AISLE SAY Toronto

ART

by Yasmina Reza
Directed by Morris Panych
Starring Colin Mochrie, Peter Donaldson and Evan Buliung
Playing through April 10th
www.canadianstage.com

Reviewed by Robin Breon

 

This is the third production of Art I've seen since its Paris premiere in 1994 where it won three Moliere awards for best play, best playwright and best production. Now translated into over 35 languages, this short, sharp and smart debate between friends on the nature of art continues to please even as it enters its dinner theatre and summer stock phase of theatrical half-life. But freshen up the white paint a bit, add in a few new scenic elements (as director Morris Panych has creatively done with this Toronto re-mount) and let the sparring begin with Serge, Mark and Yvan holding forth on the value (both aesthetic and commercial) of Serge's avant-garde canvass for which he paid 200,000 francs (approx. $50,000).
 
The play is popular for two reasons: it is a genuinely funny and candid interaction that is shared between long time friends who really speak in unguarded and direct language about their feelings. Value added for Canadian audiences comes from the fact that it echoes the candid national debate (protest might be more accurate) the country had in 1989 when the National Gallery of Canada purchased abstract expressionist painter Barnett Newman's 1967 work, Voice of Fire, for 1.8 million dollars. The large canvass, which consists of a single red stripe on a blue background (or two blue stripes on a red background depending on how you look at it) is worth in excess of 10 million dollars in today's art market.

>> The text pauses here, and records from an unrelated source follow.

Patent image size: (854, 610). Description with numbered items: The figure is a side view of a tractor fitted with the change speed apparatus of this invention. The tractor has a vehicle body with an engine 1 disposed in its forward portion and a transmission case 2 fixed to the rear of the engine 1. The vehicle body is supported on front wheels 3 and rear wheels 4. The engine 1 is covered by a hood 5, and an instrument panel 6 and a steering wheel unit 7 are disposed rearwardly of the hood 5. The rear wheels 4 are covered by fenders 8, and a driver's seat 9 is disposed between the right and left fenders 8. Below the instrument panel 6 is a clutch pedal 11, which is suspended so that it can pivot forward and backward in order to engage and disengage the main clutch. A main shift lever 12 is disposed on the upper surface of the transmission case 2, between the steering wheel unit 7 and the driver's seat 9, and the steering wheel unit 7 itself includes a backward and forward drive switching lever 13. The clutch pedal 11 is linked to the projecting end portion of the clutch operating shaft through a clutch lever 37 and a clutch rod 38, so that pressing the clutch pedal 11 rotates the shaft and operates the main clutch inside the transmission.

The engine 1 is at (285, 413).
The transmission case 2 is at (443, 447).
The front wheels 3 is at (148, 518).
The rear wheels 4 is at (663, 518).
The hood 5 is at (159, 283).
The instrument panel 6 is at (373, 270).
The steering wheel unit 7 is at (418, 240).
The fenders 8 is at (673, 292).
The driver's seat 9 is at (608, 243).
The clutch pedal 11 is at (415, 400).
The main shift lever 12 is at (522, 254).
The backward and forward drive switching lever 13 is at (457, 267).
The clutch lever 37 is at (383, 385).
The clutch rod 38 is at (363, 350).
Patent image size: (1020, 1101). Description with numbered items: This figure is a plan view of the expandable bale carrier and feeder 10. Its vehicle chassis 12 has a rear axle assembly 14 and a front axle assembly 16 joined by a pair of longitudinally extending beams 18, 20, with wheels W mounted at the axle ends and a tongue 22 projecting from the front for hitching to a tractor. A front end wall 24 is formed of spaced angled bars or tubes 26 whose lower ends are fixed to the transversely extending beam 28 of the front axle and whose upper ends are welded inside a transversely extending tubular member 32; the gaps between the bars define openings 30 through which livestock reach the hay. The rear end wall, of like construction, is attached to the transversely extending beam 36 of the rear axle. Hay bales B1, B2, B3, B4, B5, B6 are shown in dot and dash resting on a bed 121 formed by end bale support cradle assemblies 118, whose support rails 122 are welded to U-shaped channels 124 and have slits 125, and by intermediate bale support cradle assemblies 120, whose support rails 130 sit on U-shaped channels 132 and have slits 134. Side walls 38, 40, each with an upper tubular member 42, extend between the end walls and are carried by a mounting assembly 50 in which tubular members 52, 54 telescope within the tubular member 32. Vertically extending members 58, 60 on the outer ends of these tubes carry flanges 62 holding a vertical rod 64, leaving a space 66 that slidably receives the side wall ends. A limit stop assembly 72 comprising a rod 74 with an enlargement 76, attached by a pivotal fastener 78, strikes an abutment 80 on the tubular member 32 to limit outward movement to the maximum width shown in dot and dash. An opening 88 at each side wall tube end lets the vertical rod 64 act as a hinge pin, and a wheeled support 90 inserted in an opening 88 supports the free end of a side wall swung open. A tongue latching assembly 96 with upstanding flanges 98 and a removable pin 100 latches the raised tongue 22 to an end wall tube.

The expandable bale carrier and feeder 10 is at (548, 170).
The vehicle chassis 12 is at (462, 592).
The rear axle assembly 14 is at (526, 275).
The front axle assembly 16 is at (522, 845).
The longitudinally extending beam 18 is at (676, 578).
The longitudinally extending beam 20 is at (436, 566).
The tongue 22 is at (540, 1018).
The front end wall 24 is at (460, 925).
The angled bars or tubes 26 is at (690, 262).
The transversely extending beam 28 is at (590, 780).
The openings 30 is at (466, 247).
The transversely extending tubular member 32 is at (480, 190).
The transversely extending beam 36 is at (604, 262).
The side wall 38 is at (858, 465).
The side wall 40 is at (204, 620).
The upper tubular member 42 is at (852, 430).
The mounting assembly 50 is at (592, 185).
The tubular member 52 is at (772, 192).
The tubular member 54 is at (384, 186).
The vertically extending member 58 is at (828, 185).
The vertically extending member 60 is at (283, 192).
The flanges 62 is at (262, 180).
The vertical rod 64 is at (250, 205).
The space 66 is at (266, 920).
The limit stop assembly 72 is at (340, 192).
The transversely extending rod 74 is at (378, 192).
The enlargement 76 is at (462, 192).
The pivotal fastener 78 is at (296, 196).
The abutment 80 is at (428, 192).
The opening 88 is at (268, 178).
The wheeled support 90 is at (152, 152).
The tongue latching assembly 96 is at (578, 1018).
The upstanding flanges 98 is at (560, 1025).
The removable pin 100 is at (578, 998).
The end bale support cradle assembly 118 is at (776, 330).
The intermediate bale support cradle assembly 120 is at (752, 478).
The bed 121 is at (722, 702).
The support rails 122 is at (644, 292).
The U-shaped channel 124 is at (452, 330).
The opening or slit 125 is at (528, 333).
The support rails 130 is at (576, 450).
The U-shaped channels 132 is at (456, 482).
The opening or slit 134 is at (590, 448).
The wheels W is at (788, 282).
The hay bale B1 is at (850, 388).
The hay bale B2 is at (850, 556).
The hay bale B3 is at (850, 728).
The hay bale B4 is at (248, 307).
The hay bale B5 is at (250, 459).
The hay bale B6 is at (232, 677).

The second reason for the play's popularity is that it is short; at 80 minutes, it is about as much time as anyone visiting the theatre after a full day might care to spend on the subject.
 
Colin Mochrie, Peter Donaldson and Evan Buliung play Serge, Marc and Yvan respectively as they insult one another, attempt to reconcile and then fall out once again while trying to figure out whether strong feelings about art should determine the future of their relationship as friends. The actors underplay and expertly get their laughs in all the right places, Yvan gets his applause after his extended monologue that reveals the imploding details of his upcoming marriage, and it all works out well in the end.
 
Upon the third viewing of Art I couldn't help but to think what other elements might be brought into it in order for us to see the play in a new light. It occurred to me that the character of Yvan, the most sensitive of the three men and the peacemaker of the group who is all worries about his upcoming wedding and his relationship with his new mother-in-law, might be gender bended and cast as a woman. The more I listened to the dialog, the more I became convinced that it would open the play up a bit and give a little employment over to some of the women who immediately count themselves out when they see yet another production of Art on the upcoming season of plays on the mainstage of one of their cities' theatre companies.